MAAS changing boot order during deployment

While we are currently able to deploy to some nodes just fine (PowerEdge M630 with 1Gbps NIC), when we try to deploy the same image to a different machine (PowerEdge R450 with 25Gbps NIC), MAAS seems to change the boot order of the node during deployment to put PXE first. Because of this, when the deployment is done and the node reboots, it goes right back to PXE and deploys all over again. This continues indefinitely until we manually fix the boot order. But sometimes, in doing so, MAAS doesn’t recognize that the deployment has finished and so it marks the node as “failed deployment.” Is there some way to prevent MAAS from rearranging the boot order during deployment, or to at least put it back before rebooting at the end of the deployment?

Hi @dcaunt42

This is a normal behaviour for MAAS to change the boot order (having PXE/Netboot as the first option). Why you would like to revert back the boot order when machine is deployed?

Once machine is deployed and powered on, it will try to PXE, but since MAAS knows that machine is deployed, it will return grub.cfg telling machine to boot from disk.

Probably your continuous PXE is a symptom of a different issue. Is there anything interesting in the logs?

It is also worth checking logs on the aforementioned machine at /var/log/cloud-init.log

Thank you for this @troyanov. I didn’t realize that this was expected behavior since the M630s that we tested first did not have their boot order changed. Using this knowledge, I will look into this again and see what I can find. Thank you.

@dcaunt42, did you ever resolve this one?

I had to give up on troubleshooting the node I was working on at the time, but I am having the same problem again with a new node. I will post details and log files shortly.

We are currently attempting to deploy to a Lenovo ThinkSystem SD650. The deployment attempt looks something like:

  • Node commissions successfully
  • We initiate a deployment to it
  • It looks as though it deploys successfully, but afterwards it reboots and seems to start deploying again from the beginning.
  • This time, the deployment fails (see screenshot ending with “reboot: Restarting system”)
  • The node then reboots one more time, attempts to boot under MAAS direction, gives the errors “error: invalid magic number” and “error: you need to load the kernel first” and then stops at the GRUB screen (see second screenshot)

Linked is the messages file from /var/snap/maas/common/log/rsyslog on the region controller. This log file should contain everything from the commissioning, initial deployment, second deployment attempt, etc.

We ran another test today to make sure that the problem was not related to our custom Rocky8 image that we’re attempting to deploy. Even though this image has deployed fine on Dell machines before, we ran another deployment on the Lenovo host with the Ubuntu 22.04 image in MAAS. The results were slightly different so we’re hoping this output may help shed some light on the issue. Or it may look more familiar to those who have more experience deploying Ubuntu.

The deployment attempt looks like:

  • Node commissions successfully
  • We initiate a deployment of Ubuntu 22.04 to it
  • It looks as through it deploys successfully, but afterwards it reboots, attempts to boot from disk, and shows the output below (see screenshot)
  • After the screen below, we get “no boot device available” and it reboots again (and tries to boot from disk again, and loops like this forever)

Linked is the messages file from /var/snap/maas/common/log/rsyslog on the region controller.
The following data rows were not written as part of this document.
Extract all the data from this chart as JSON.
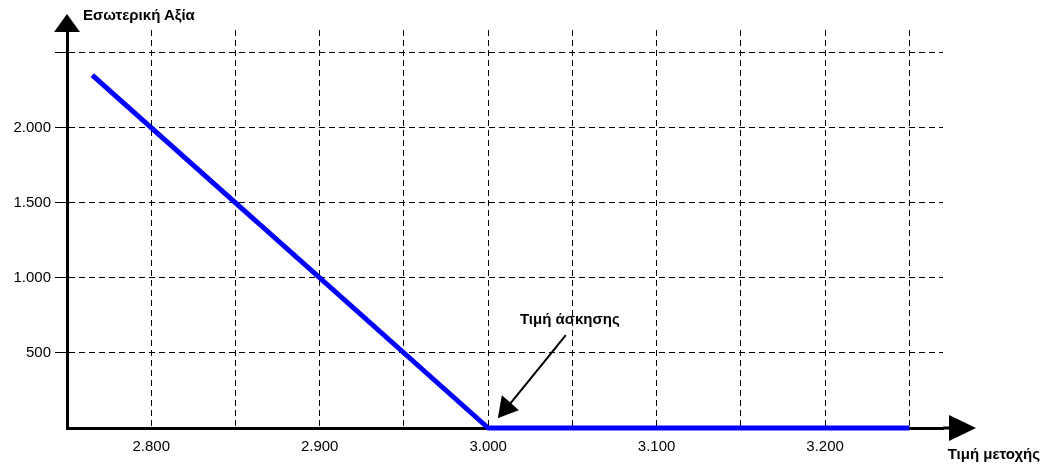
{
  "chart_data": {
    "type": "line",
    "xlabel": "Τιμή μετοχής",
    "ylabel": "Εσωτερική Αξία",
    "x": [
      2765,
      3000,
      3250
    ],
    "series": [
      {
        "color": "#0000ff",
        "values": [
          2350,
          0,
          0
        ]
      }
    ],
    "xlim": [
      2750,
      3270
    ],
    "ylim": [
      0,
      2650
    ],
    "xticks": [
      {
        "value": 2800,
        "label": "2.800"
      },
      {
        "value": 2850,
        "label": null
      },
      {
        "value": 2900,
        "label": "2.900"
      },
      {
        "value": 2950,
        "label": null
      },
      {
        "value": 3000,
        "label": "3.000"
      },
      {
        "value": 3050,
        "label": null
      },
      {
        "value": 3100,
        "label": "3.100"
      },
      {
        "value": 3150,
        "label": null
      },
      {
        "value": 3200,
        "label": "3.200"
      },
      {
        "value": 3250,
        "label": null
      }
    ],
    "yticks": [
      500,
      {
        "value": 1000,
        "label": "1.000"
      },
      {
        "value": 1500,
        "label": "1.500"
      },
      {
        "value": 2000,
        "label": "2.000"
      },
      {
        "value": 2500,
        "label": null
      }
    ],
    "annotations": [
      "Τιμή άσκησης"
    ],
    "grid": true,
    "legend": false,
    "marker": "none",
    "line_style": "solid"
  }
}
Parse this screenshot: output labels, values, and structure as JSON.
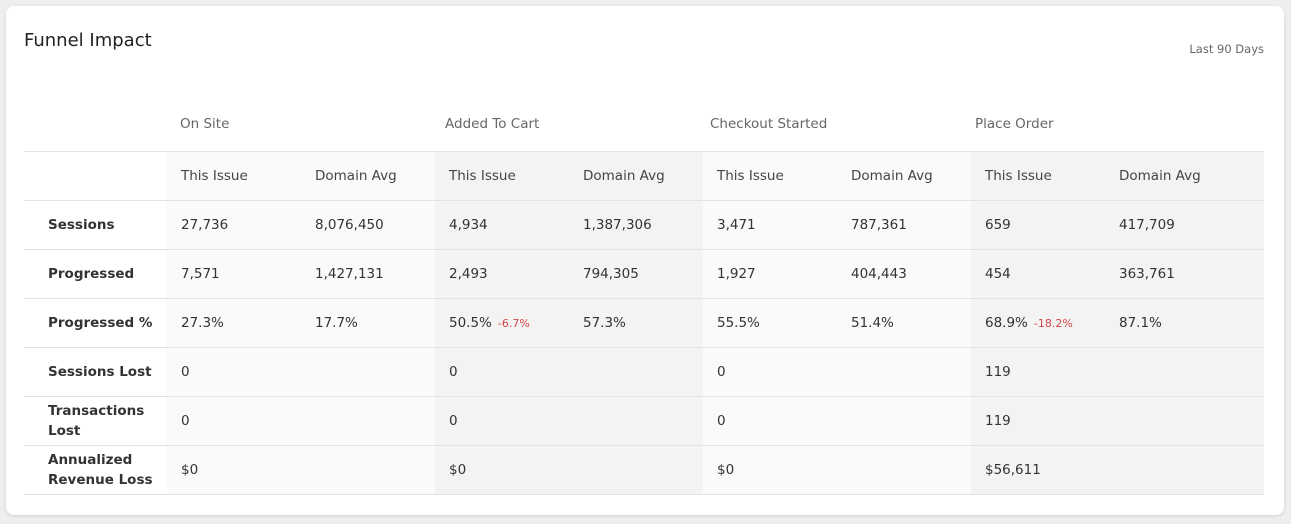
{
  "title": "Funnel Impact",
  "period": "Last 90 Days",
  "colors": {
    "delta_negative": "#d64545",
    "band_light": "#fafafa",
    "band_dark": "#f3f3f3"
  },
  "stages": [
    "On Site",
    "Added To Cart",
    "Checkout Started",
    "Place Order"
  ],
  "subheaders": {
    "this_issue": "This Issue",
    "domain_avg": "Domain Avg"
  },
  "rows": [
    {
      "label": "Sessions",
      "cells": [
        {
          "this": "27,736",
          "avg": "8,076,450"
        },
        {
          "this": "4,934",
          "avg": "1,387,306"
        },
        {
          "this": "3,471",
          "avg": "787,361"
        },
        {
          "this": "659",
          "avg": "417,709"
        }
      ]
    },
    {
      "label": "Progressed",
      "cells": [
        {
          "this": "7,571",
          "avg": "1,427,131"
        },
        {
          "this": "2,493",
          "avg": "794,305"
        },
        {
          "this": "1,927",
          "avg": "404,443"
        },
        {
          "this": "454",
          "avg": "363,761"
        }
      ]
    },
    {
      "label": "Progressed %",
      "cells": [
        {
          "this": "27.3%",
          "avg": "17.7%"
        },
        {
          "this": "50.5%",
          "delta": "-6.7%",
          "avg": "57.3%"
        },
        {
          "this": "55.5%",
          "avg": "51.4%"
        },
        {
          "this": "68.9%",
          "delta": "-18.2%",
          "avg": "87.1%"
        }
      ]
    },
    {
      "label": "Sessions Lost",
      "cells": [
        {
          "this": "0",
          "avg": ""
        },
        {
          "this": "0",
          "avg": ""
        },
        {
          "this": "0",
          "avg": ""
        },
        {
          "this": "119",
          "avg": ""
        }
      ]
    },
    {
      "label": "Transactions Lost",
      "cells": [
        {
          "this": "0",
          "avg": ""
        },
        {
          "this": "0",
          "avg": ""
        },
        {
          "this": "0",
          "avg": ""
        },
        {
          "this": "119",
          "avg": ""
        }
      ]
    },
    {
      "label": "Annualized Revenue Loss",
      "cells": [
        {
          "this": "$0",
          "avg": ""
        },
        {
          "this": "$0",
          "avg": ""
        },
        {
          "this": "$0",
          "avg": ""
        },
        {
          "this": "$56,611",
          "avg": ""
        }
      ]
    }
  ]
}
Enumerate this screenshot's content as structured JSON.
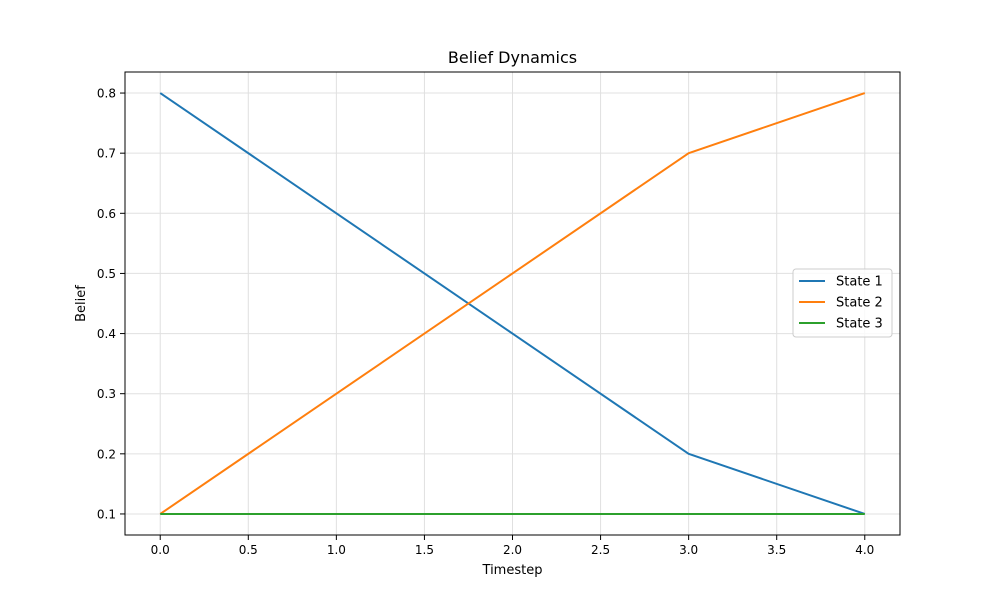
{
  "chart_data": {
    "type": "line",
    "title": "Belief Dynamics",
    "xlabel": "Timestep",
    "ylabel": "Belief",
    "x": [
      0,
      1,
      2,
      3,
      4
    ],
    "xlim": [
      -0.2,
      4.2
    ],
    "ylim": [
      0.065,
      0.835
    ],
    "xticks": [
      0.0,
      0.5,
      1.0,
      1.5,
      2.0,
      2.5,
      3.0,
      3.5,
      4.0
    ],
    "xtick_labels": [
      "0.0",
      "0.5",
      "1.0",
      "1.5",
      "2.0",
      "2.5",
      "3.0",
      "3.5",
      "4.0"
    ],
    "yticks": [
      0.1,
      0.2,
      0.3,
      0.4,
      0.5,
      0.6,
      0.7,
      0.8
    ],
    "ytick_labels": [
      "0.1",
      "0.2",
      "0.3",
      "0.4",
      "0.5",
      "0.6",
      "0.7",
      "0.8"
    ],
    "grid": true,
    "legend_position": "center-right",
    "series": [
      {
        "name": "State 1",
        "color": "#1f77b4",
        "values": [
          0.8,
          0.6,
          0.4,
          0.2,
          0.1
        ]
      },
      {
        "name": "State 2",
        "color": "#ff7f0e",
        "values": [
          0.1,
          0.3,
          0.5,
          0.7,
          0.8
        ]
      },
      {
        "name": "State 3",
        "color": "#2ca02c",
        "values": [
          0.1,
          0.1,
          0.1,
          0.1,
          0.1
        ]
      }
    ]
  }
}
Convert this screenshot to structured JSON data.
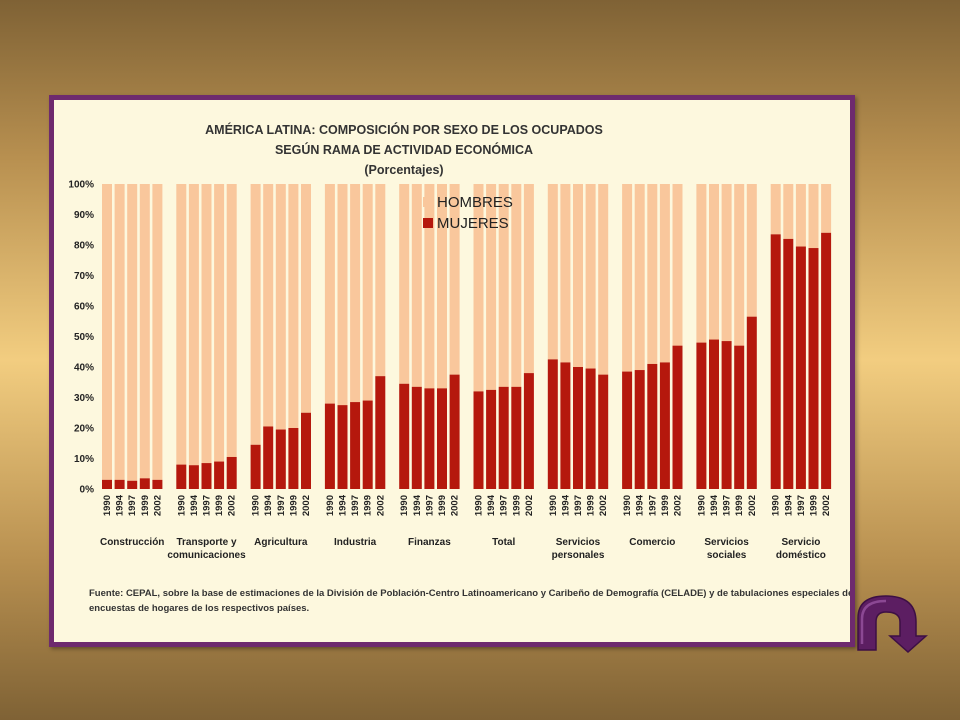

Any advice would be greatly appreciated. Thank you!

@billwear any suggestions on how we can get some help resolving these issues?

we have thousands of physical lenovo nodes we need to provision and are kind of stuck.

@dcaunt42 is your custom Rocky image based on our packer template? If not, it seems the image may be missing a boot loader / isn’t properly installing one.

@rockpapergoat, see the recent reply from one of our engineers

1 Like

yes, we based ours off the ones published here. they’re basically identical except for installing a couple of packages. we do all the rest with cloud-init, driven by terraform.

for what it’s worth, ubuntu 22.04 stock images also don’t install on any of our lenovo hardware, even with updated bios firmware. @dcaunt42 has the most context, as described above.

rocky and ubuntu install fine on older dell hardware in our test cluster. something’s missing here, and it’s hard to determine if it’s hardware, config, networking, or maas at this point.

This is sounding like it may be machine specific, at which point we’d recommend you look into our support. But to confirm, this is an issue with a specific type of machine and these images do boot on other hardware?

Yes, this particular image does boot on other machines, specifically Dell brand servers.
We’ve been trying to work out a support contract with your support specialists since November. It has been slow-going, so we’ve been using these support forums while we wait for that.

from what we heard, a professional services engagement for a specific project scope seemed like what you offer, but it’s not really what we need. we have patterns in place on this side already but are getting stuck with hardware and config issues.

personally, i’d like to see more discussion in here around patterns and usage, but it seems like mostly break/fix talk. we’re most likely going to release our terraform module at some point and would like to collaborate with folks on making this more useful. even though MaaS has been out for awhile, it’s been difficult to find people who are using it in production to talk shop and trade patterns.

that said, we appreciate your help here and recognize this is a best effort, community driven forum.